Yahoo will report third-quarter earnings after the market closes on Tuesday.
Trust me, they'll be bad. While analysts generally expect the struggling Internet pioneer's display-ad sales to be, at best, slightly higher than in last year's Q3, don't be surprised to see them come in lower.
That, of course, will put even more downward pressure on the company's share price and market value, and at the worst time possible -- when Yahoo is trying to find a buyer for the entire company (or parts of it).
It's easy to point to the Yahoo board's rejection of Microsoft's $31-a-share offer made back in 2008 as a flash point of foolishness, and there was the ensuing bluster and buffoonery of the Carol Bartz era.
But a fascinating article in the Wall Street Journal reveals that Yahoo for years was inflexible toward advertisers and indifferent to their needs.
This, more than anything, might be the reason Yahoo has been unable to grow revenue -- not its lack of focus and not its lagging technology (though neither of those helped).
From the WSJ:
To reverse its fortunes, Yahoo has been bending over backwards to please its largest ad clients, according to ad executives. ...

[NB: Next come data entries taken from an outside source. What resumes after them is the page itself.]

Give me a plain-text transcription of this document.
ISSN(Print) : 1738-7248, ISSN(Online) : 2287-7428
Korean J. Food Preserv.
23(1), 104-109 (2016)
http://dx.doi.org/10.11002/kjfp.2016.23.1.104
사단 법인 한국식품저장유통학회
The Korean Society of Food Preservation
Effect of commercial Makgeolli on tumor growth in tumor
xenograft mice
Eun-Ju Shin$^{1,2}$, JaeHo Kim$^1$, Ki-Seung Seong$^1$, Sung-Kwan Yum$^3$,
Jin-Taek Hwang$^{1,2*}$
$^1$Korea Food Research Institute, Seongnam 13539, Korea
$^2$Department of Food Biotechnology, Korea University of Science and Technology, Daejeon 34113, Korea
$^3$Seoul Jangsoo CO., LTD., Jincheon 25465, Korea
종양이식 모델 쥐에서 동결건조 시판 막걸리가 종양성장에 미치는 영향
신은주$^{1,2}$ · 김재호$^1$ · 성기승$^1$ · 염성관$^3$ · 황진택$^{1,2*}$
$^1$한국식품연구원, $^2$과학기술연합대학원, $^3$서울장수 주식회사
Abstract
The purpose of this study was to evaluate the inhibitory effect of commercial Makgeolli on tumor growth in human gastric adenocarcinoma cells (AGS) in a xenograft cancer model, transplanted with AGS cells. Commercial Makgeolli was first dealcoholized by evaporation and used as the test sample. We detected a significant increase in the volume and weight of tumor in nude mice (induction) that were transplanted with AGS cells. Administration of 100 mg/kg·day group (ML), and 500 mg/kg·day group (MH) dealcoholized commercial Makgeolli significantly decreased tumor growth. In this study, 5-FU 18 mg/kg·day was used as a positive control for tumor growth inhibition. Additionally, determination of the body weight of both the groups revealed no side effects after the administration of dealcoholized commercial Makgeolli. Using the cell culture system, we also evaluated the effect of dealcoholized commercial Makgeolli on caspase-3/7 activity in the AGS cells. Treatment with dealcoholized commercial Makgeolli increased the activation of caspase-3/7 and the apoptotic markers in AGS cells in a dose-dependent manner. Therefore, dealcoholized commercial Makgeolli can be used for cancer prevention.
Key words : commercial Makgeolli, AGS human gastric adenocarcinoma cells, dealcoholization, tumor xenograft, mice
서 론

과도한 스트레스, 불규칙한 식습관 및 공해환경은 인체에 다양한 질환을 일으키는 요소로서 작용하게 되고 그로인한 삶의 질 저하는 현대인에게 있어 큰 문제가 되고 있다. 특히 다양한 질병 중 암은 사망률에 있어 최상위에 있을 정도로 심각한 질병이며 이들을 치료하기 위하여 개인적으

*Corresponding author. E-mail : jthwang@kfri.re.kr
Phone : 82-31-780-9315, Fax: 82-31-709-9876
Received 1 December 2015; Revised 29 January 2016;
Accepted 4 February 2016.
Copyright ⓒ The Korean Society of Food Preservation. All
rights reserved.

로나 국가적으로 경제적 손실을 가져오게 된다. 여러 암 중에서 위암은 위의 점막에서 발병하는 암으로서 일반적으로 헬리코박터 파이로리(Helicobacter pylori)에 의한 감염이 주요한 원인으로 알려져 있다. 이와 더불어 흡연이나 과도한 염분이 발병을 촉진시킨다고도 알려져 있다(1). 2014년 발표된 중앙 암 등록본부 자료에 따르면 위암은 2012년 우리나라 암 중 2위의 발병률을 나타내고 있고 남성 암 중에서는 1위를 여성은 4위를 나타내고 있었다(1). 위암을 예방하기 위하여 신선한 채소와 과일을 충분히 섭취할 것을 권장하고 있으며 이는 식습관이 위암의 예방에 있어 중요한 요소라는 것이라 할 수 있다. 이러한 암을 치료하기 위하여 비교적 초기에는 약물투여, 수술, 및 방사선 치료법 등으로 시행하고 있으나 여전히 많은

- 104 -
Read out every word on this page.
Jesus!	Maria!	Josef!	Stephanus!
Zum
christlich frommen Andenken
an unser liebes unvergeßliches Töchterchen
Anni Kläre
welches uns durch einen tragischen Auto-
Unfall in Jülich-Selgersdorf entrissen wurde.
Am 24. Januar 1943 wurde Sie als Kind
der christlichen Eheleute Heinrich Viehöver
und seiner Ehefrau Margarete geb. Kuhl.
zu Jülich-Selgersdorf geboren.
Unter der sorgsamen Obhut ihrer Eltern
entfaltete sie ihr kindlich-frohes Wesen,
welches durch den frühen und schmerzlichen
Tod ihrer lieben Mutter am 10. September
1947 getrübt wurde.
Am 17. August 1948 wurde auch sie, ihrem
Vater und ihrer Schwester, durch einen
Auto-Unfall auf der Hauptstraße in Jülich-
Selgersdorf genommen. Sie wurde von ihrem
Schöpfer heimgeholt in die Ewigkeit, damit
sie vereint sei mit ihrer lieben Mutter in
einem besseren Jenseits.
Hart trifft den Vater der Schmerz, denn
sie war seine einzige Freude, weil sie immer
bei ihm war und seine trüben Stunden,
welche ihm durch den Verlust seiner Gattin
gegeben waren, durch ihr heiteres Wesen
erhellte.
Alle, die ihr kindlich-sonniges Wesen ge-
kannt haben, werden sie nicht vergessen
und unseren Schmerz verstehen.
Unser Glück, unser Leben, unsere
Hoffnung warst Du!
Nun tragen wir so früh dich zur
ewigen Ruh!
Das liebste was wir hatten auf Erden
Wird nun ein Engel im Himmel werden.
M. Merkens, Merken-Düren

[W]hen Yahoo and ad agencies disagree on how many people viewed a particular ad on its sites, Yahoo has been willing to bill the agency based on the agency's numbers rather than its own—something it seldom did before, according to agency executives. "Historically Yahoo was a company of 'No's' and they are slowly becoming a company of 'Yes we can,' which is very refreshing," said David Cohen, an executive vice president at Universal McCann, a media-buying agency owned by Interpublic Group of Cos. ...Yahoo is also more proactive with its largest advertisers, agency executives said. In prior years, ad agency executives said, Yahoo billed itself as the best place to reach a wide audience and often waited on advertisers to call...
It doesn't take much to read between the lines here. Yahoo for years acted as if it had the upper hand over advertisers because of the huge amount of traffic on Yahoo sites. If you wanted to advertise on Yahoo, you played by Yahoo's rules. If you didn't like it, well, there are a lot of advertisers out there smart enough to know that Yahoo is the best place to advertise on the Internet.
Until it wasn't the best place, something that happened gradually as first Google and then Facebook began grabbing ad dollars that once used to go to Yahoo. Now those companies continue to healthily grow display-ad revenue, while Yahoo barely treads water.
Craig Atkinson is president of advertising company Omnicom Media Group's PHD unit, which the WSJ says "oversees annual ad spending of $4 billion to $5 billion for companies including Starbucks Corp. and Gap Inc."
Yahoo ad executives are in full outreach mode these days, Atkinson tells the WSJ, promising that they are "willing to do what we have to do to win the business." The trouble, as far as many advertisers are concerned, is that it's too late.
While [Atkinson's] advertiser clients still view Yahoo as a way to reach and target "enormous audiences," it's no longer a "must-buy."
It's hard to see how Yahoo can once again become a "must buy." Right now it's more of a "must sell." And that's not going to get any easier as the company continues its downward spiral.